Le Conseil d’État précise l’application dans le temps de l’Exit Tax, un dispositif qui vise principalement les entrepreneurs qui seraient tentés de vendre leur entreprise une fois installés à l’étranger pour bénéficier de conditions fiscales plus favorables.
L’Exit Tax permet à Bercy d’imposer les candidats à l’exil sur l’impôt sur le revenu et de collecter les prélèvements sociaux sur leurs plus-values latentes. Le Conseil d’État vient d’en borner l’application dans le temps (CE, 5 février 2025, n° 476399).
L’objectif de l’Exit Tax
L’Exit Tax a été réintroduite en 2011 dans le cadre de l’article 48 de la première loi de finances rectificative pour 2011 (L. n° 2011-900 du 29 juillet 2011). La mise en application de la mesure a été fixée au 3 mars 2011, date de l’annonce du projet de réforme par le ministre de l’époque, François Barouin, en clôture d’un colloque sur la fiscalité du patrimoine. L’article 167 bis du Code général des impôts (CGI), qui régit ce dispositif prévoit que le transfert de domicile fiscal hors de France entraîne l’imposition immédiate à l’impôt sur le revenu et aux prélèvements sociaux des plus-values latentes sur droits sociaux, valeurs, titres ou droits, sous condition tenant à l’importance des participations détenues, des créances trouvant leur origine dans une clause de complément de prix et de certaines plus-values en report d’imposition. L’Exit Tax vise principalement les entrepreneurs qui seraient tentés de vendre leur entreprise ou leurs participations une fois installés à l’étranger afin de bénéficier de conditions fiscales plus favorables.
Une idée ancienne
Le dispositif d’Exit Tax a été introduit pour la première fois en droit français en 1998. Le transfert de domicile fiscal hors de France donnait alors lieu à l’imposition des plus-values en report d’imposition et des plus-values latentes afférentes à des participations supérieures à 25 %. Cette mesure a été abrogée par la loi de finances pour 2005 en raison de son incompatibilité avec le droit communautaire. Le 11 mars 2004, la CJUE, dans le cadre d’une question préjudicielle posée par le Conseil d’État, a en effet jugé que le principe communautaire de la liberté d’établissement s’opposait à ce qu’un État membre institue, à des fins de prévention d’un risque d’évasion fiscale, un mécanisme d’imposition des plus-values non encore réalisées, tel que celui prévu à l’article 167 bis du CGI, en cas de transfert du domicile fiscal d’un contribuable hors de cet État (CJUE, 11 mars 2004, n° C-9/02, Lasteyrie du Saillant).

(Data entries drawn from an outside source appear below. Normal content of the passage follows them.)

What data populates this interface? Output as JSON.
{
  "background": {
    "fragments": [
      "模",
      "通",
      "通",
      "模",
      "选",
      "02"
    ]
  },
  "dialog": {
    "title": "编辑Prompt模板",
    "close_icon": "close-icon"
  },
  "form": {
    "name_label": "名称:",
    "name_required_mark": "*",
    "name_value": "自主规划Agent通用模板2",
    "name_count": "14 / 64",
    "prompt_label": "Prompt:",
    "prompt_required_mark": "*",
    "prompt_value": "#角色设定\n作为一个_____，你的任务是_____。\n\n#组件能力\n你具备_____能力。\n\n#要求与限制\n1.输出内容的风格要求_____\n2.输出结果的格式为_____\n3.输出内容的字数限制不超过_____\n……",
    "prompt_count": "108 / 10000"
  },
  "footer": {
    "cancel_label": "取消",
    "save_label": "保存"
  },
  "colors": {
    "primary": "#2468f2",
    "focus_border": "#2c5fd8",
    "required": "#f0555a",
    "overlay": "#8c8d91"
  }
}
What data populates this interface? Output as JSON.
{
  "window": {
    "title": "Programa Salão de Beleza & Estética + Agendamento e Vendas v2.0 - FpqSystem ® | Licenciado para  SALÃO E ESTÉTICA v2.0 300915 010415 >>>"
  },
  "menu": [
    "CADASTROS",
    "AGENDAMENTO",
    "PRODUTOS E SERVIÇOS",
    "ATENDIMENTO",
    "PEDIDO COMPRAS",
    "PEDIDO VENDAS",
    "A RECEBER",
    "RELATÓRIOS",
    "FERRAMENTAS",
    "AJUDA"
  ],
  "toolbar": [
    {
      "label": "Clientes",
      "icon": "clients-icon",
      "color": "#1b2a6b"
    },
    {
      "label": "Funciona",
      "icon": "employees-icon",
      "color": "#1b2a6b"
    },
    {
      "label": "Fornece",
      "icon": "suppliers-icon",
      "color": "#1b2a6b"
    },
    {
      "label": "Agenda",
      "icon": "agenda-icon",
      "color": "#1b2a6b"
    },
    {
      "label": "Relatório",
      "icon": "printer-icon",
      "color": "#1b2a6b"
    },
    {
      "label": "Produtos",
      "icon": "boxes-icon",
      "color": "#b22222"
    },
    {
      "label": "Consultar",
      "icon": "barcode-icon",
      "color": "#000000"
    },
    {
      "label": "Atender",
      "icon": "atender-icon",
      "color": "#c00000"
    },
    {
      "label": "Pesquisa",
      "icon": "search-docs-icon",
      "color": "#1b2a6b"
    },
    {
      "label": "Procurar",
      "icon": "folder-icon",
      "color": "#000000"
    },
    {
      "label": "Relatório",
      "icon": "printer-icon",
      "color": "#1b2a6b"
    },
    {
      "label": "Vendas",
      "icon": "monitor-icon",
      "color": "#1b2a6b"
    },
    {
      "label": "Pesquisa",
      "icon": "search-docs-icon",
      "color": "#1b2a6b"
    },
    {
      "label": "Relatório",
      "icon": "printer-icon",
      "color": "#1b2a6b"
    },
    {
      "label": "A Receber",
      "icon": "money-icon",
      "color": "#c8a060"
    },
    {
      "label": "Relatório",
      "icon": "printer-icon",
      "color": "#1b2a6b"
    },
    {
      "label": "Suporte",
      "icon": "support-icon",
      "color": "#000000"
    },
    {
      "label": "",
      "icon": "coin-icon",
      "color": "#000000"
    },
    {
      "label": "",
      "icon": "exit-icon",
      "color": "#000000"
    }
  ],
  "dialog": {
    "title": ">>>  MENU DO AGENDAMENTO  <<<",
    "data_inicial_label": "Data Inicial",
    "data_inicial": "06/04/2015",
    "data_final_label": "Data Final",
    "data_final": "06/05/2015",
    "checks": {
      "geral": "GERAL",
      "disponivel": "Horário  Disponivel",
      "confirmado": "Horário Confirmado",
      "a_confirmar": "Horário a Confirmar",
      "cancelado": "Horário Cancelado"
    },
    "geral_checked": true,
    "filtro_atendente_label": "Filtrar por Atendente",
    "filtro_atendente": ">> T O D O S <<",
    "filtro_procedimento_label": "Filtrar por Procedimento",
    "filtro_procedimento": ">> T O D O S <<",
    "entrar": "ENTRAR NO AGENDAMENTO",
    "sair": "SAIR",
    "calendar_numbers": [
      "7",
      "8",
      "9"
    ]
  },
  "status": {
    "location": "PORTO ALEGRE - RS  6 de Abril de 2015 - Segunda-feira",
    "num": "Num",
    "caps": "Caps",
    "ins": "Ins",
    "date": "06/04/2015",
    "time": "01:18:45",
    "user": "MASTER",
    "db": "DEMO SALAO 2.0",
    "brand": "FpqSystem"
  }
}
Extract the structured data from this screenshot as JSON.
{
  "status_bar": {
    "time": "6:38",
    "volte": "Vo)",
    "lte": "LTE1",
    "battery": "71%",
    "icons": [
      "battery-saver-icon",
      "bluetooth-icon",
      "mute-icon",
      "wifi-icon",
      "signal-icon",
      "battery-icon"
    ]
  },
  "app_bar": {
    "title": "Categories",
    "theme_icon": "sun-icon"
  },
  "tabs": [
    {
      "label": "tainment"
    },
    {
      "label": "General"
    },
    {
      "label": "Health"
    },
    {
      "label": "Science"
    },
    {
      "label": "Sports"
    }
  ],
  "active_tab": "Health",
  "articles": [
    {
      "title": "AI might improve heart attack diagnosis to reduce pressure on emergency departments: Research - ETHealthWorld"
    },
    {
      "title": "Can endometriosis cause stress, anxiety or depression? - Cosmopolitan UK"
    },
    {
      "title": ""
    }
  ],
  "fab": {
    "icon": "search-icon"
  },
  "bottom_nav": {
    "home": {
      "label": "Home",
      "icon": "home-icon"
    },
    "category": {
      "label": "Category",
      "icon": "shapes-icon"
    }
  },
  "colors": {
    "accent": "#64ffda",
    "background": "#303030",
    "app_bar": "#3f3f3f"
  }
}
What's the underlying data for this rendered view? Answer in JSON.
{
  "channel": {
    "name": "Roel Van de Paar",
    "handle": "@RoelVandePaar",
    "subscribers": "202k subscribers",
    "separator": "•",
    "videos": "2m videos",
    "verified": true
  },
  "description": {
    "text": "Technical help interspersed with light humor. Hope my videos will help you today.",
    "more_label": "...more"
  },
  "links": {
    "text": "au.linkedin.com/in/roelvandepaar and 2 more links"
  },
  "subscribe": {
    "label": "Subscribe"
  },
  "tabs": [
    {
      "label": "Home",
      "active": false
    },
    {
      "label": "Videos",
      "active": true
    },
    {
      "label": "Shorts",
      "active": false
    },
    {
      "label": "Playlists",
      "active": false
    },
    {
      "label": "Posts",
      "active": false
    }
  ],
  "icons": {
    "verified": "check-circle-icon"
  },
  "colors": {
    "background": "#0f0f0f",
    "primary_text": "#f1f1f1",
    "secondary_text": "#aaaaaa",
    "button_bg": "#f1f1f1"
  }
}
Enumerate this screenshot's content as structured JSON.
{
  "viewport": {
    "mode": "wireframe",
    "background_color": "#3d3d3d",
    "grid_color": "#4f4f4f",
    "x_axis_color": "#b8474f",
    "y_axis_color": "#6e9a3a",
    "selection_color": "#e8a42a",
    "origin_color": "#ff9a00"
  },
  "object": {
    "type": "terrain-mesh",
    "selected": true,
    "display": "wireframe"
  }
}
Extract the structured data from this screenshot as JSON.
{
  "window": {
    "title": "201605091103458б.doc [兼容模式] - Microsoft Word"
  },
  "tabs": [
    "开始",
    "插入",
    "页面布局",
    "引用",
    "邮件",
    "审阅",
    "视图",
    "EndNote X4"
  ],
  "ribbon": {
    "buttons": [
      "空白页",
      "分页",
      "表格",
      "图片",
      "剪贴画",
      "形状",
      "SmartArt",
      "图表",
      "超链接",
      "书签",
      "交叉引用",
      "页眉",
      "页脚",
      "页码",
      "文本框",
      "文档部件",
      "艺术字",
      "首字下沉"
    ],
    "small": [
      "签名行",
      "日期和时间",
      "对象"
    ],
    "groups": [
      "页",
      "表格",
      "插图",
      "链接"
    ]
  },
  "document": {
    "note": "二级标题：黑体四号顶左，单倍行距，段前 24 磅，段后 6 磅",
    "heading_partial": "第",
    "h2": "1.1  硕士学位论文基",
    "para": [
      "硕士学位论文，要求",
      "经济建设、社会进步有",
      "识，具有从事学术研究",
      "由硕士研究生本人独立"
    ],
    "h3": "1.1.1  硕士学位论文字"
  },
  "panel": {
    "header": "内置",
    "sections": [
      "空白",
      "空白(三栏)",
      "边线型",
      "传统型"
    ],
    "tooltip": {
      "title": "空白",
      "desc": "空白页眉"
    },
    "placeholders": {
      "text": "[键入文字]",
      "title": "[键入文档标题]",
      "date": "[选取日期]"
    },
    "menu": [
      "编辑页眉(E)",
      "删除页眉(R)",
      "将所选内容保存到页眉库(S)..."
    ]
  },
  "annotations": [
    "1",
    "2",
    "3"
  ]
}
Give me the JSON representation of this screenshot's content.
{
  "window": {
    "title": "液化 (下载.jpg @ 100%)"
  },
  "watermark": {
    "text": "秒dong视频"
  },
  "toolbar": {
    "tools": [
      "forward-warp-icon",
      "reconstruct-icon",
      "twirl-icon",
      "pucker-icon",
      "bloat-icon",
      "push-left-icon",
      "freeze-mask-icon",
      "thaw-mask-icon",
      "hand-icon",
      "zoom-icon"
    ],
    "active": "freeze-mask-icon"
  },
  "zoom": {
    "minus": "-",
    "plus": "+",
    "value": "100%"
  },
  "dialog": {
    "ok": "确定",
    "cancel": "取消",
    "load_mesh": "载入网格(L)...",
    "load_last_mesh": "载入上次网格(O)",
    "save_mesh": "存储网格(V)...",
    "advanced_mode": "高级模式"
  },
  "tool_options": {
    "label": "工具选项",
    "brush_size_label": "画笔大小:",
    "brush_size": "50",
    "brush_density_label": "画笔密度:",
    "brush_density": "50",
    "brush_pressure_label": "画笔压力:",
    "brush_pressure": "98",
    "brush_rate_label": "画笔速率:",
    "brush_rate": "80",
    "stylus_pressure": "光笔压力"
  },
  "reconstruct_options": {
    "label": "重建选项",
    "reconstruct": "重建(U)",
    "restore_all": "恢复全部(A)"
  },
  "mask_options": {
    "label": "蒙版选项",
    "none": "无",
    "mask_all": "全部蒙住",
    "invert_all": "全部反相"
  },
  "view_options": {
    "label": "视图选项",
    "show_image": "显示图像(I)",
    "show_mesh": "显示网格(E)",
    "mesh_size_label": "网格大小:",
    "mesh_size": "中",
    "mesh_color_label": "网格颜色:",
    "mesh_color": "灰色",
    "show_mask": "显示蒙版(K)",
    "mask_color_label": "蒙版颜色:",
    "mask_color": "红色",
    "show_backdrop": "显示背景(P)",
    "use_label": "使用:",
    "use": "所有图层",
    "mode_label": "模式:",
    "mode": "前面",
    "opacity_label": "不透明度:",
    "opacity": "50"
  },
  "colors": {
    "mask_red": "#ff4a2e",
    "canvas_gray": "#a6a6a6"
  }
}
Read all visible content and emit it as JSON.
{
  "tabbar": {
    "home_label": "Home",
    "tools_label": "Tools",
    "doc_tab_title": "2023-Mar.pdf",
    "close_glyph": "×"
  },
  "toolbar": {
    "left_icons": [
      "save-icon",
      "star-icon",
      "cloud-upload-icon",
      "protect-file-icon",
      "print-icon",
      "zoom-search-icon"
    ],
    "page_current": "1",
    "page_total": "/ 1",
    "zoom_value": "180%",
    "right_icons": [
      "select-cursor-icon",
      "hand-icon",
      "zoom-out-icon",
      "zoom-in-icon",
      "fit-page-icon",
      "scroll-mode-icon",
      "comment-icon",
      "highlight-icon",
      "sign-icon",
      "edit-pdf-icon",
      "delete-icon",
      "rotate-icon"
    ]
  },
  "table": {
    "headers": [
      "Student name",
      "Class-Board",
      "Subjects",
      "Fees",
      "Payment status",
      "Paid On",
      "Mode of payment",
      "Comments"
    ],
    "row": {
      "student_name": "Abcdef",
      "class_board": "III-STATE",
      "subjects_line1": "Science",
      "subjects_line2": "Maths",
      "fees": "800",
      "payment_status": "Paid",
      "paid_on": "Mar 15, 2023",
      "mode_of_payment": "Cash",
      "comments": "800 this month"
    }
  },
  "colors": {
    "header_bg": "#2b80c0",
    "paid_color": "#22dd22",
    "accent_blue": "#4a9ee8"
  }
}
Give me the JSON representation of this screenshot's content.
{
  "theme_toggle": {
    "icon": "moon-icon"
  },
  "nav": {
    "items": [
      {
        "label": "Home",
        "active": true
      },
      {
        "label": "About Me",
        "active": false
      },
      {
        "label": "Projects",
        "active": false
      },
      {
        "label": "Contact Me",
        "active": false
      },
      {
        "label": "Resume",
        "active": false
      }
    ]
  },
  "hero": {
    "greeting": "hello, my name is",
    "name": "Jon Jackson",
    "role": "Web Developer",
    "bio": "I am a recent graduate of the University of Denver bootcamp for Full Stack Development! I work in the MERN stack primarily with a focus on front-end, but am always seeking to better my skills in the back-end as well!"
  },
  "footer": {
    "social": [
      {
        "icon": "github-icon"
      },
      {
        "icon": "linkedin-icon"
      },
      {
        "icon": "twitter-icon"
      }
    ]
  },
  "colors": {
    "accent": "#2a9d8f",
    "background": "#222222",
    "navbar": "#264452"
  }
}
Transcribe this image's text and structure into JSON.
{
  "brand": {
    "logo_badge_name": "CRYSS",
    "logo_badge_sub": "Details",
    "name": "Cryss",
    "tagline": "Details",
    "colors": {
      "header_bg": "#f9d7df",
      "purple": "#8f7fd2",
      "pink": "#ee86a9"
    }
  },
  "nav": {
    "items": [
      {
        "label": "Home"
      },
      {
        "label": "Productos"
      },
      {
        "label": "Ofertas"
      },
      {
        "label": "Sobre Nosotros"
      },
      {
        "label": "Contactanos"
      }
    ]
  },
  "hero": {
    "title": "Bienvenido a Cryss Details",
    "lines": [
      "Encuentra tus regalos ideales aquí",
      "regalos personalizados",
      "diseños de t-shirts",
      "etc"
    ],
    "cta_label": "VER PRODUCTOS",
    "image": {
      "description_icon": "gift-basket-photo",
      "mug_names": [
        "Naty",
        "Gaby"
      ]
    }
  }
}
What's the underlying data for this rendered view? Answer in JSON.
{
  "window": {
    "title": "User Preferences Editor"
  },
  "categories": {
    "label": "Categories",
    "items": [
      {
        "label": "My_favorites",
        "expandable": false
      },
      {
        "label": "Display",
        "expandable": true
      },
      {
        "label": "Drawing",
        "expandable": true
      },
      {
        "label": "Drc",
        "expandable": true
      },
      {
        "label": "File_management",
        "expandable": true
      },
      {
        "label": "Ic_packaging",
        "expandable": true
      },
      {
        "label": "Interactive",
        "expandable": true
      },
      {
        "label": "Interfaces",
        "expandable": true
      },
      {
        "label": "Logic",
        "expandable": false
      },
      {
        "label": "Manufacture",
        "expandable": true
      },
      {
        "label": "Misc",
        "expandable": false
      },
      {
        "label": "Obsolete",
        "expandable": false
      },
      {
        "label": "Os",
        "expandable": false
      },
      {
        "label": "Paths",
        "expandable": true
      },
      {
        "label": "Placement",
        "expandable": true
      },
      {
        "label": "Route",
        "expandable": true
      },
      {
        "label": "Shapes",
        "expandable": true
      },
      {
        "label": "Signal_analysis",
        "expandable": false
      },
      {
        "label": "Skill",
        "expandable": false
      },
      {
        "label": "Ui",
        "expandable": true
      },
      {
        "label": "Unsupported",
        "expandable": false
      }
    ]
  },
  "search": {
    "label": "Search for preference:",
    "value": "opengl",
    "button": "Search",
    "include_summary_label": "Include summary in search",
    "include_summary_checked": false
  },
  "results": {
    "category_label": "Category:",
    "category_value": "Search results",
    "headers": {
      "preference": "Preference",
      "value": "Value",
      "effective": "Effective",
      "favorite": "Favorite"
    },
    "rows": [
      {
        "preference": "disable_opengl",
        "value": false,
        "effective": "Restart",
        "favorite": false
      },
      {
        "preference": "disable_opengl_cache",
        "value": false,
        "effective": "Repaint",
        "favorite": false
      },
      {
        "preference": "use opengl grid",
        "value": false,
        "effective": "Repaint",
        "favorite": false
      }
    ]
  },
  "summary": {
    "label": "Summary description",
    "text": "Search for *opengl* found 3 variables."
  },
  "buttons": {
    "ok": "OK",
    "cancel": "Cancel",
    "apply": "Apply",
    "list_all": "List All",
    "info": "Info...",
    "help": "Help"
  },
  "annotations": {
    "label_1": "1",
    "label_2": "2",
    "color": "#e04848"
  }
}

Le périmètre du dispositif
Sont concernés les contribuables qui ont été résidents fiscaux français pendant au moins six ans au cours des dix années précédant le transfert de leur domicile à l’étranger et s’ils détiennent des droits sociaux, titres ou droits atteignant une valeur globale d’au moins 800 000 € ou représentant au moins 50 % des bénéfices sociaux d’une société. Ce dispositif vise désormais les titres de sociétés à prépondérance immobilière soumises à l’impôt sur les sociétés au jour du transfert de domicile fiscal du contribuable. Dans le cadre de la loi de finances pour 2019 (L. n° 2018-1317 du 28 décembre 2018), ce dispositif a été largement remanié afin d’adresser un message plus positif aux entrepreneurs selon le souhait de l’actuel président de la République. Les contribuables transférant leur domicile hors de France peuvent bénéficier d’un sursis de paiement des impositions établies à ce titre. Ce sursis est soit automatique, soit accordé sur demande faite via le formulaire n° 2074 ETD accompagné d’une proposition de garantie. En outre, un dégrèvement est prévu dans certaines situations.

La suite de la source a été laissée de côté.